Christina O’Neal of Troy, one of Pereyma’s three children, said her mother believed birds were messengers from God.
Pereyma was born in Poland, the daughter of Ukrainian school teachers, and in 1948 married Dr. Constantine Pereyma in Germany, where both were students. She began her formal art education in Brooklyn where the couple first settled, and continued her studies at the Dayton Art Institute and School of the Art Institute of Chicago after settling in Troy in 1959.
From 1970 to 1980, she was the artist coordinator for the Welding for Artist Program at the Hobart School for Welding Technology in Troy.

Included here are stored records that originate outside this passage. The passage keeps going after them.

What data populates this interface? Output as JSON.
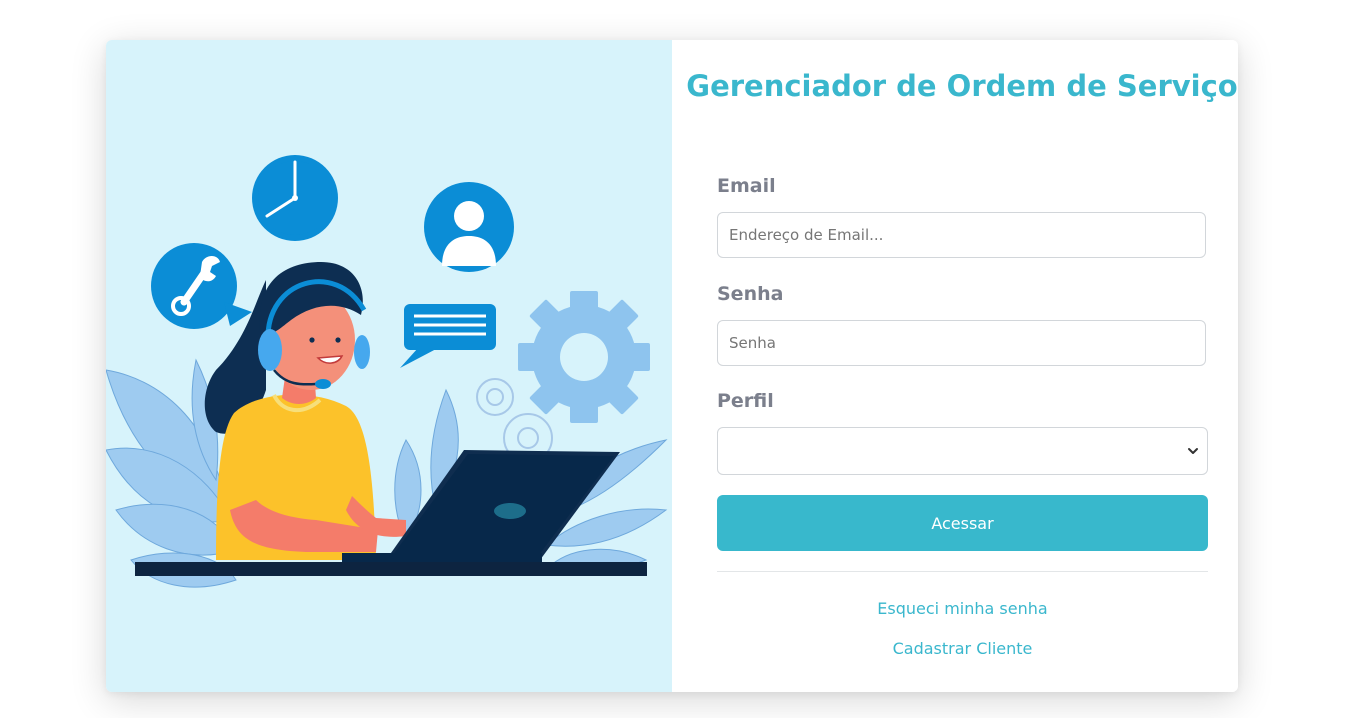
{
  "title": "Gerenciador de Ordem de Serviço",
  "form": {
    "email_label": "Email",
    "email_placeholder": "Endereço de Email...",
    "password_label": "Senha",
    "password_placeholder": "Senha",
    "profile_label": "Perfil",
    "profile_selected": "",
    "submit_label": "Acessar"
  },
  "links": {
    "forgot_password": "Esqueci minha senha",
    "register_client": "Cadastrar Cliente"
  },
  "icons": {
    "illustration": "support-agent-illustration",
    "clock": "clock-icon",
    "user": "user-icon",
    "wrench": "wrench-icon",
    "chat": "chat-bubble-icon",
    "gear": "gear-icon",
    "select_arrow": "chevron-down-icon"
  },
  "colors": {
    "accent": "#38b8cc",
    "illustration_bg": "#d7f3fb",
    "label": "#7b7f8c"
  }
}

“When Ukraine became independent in 1991, she and her sister, Tanya, traveled there many times with the Cultural Minsiter of Ukraine, Oleksandra Fedoruk,” O’Neal said. “He wrote the first book about my mother and the title is ‘The Extraordinary World of Aka Pereyma.’ Everything about her was extraordinary.”
Funeral services will be conducted at 2 p.m. Friday, Dec. 13 at Baird Funeral Home in Troy. Friends may call from 6-9 p.m. Thursday at the funeral home.